Mass photometry (MP) assays shown in Fig. 5c, j, were performed on a Refeyn TwoMP mass photometer (Refeyn Ltd, Oxford, UK) to determine oligomeric states of FL and L139E/L150E HP1α. Each sample was loaded into the sample wells of the silicon cassettes assembled onto MassGlass UC coverslips (Refeyn, Ltd.). Samples for measurements were prepared by rapid in-drop dilution and measurements were performed at room temperature in buffer (50 mM Tris pH 7.5, 150 mM NaCl, 5 mM DTT). Before each measurement, 10 µl of buffer was added to a well, and the focus was set and locked. 10 µl of different concentrations of FL WT or L139E/L150E HP1α or the mixture of HP1α proteins and KAP1Hbox (2: 1 molar ratio) was added to the drop. Samples were briefly mixed, and movies were captured immediately for 60 s (2800 frames) using AcquireMP software (version 2024 R1, Refeyn Ltd). β-amylase in the same buffer was used as calibration standard. Data were processed using DiscoverMP (version 2024 R1, Refeyn Ltd).

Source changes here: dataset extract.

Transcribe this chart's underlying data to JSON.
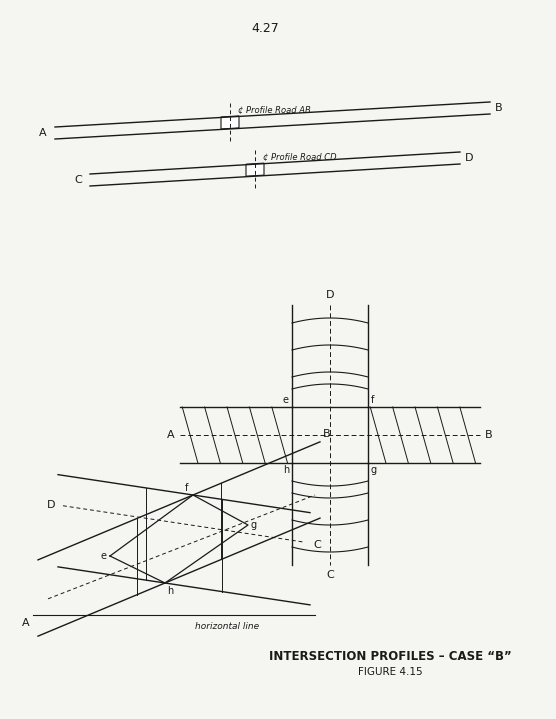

For MP assays shown in Fig. 6g–I and Supplementary Fig. 12, FL KAP1 and FL HP1α were expressed and purified as described38,67. MP measurements were performed on a Refeyn OneMP instrument (Refeyn Ltd). The calibration was done with a native marker protein standard mix (NativeMark Unstained Protein Standard, Thermo Scientific), which contains proteins ranging from 20 to 1200 kDa. Coverslips (24 × 50 mm, No. 1.5H, Marienfeld) were cleaned by sequential sonication in Milli-Q water, isopropanol and Milli-Q-water, followed by drying with nitrogen. For each acquisition 2 μL of protein solution was applied to 18 μL of buffer (10 mM HEPES pH 7.5, 150 mM NaCl) in a gasket (CultureWellTM Reusable Gasket, Grace Bio-Labs) on a coverslip. To capture the movie, 400 nM HP1α was diluted 10× and 200 nM KAP1 was diluted 10× for a final concentration of 40 nM and 20 nM, respectively. The final molar ratios of HP1α:KAP1 were 1:0, 1:1 and 2:1. Movies were recorded at 999 Hz with an exposure time of 0.95 ms by using the AcquireMP software (Refeyn Ltd). All mass photometry movies were processed and analysed in the DiscoverMP software (Refeyn Ltd).

Statistics and reproducibility

Tryptophan fluorescence data are presented as average of three independent measurements ±SD. Western blot experiments were performed in three biological replicates and showed identical results. EMSA experiments in Fig. 4 and Supplementary Figs. 6 and 7 were performed at least twice.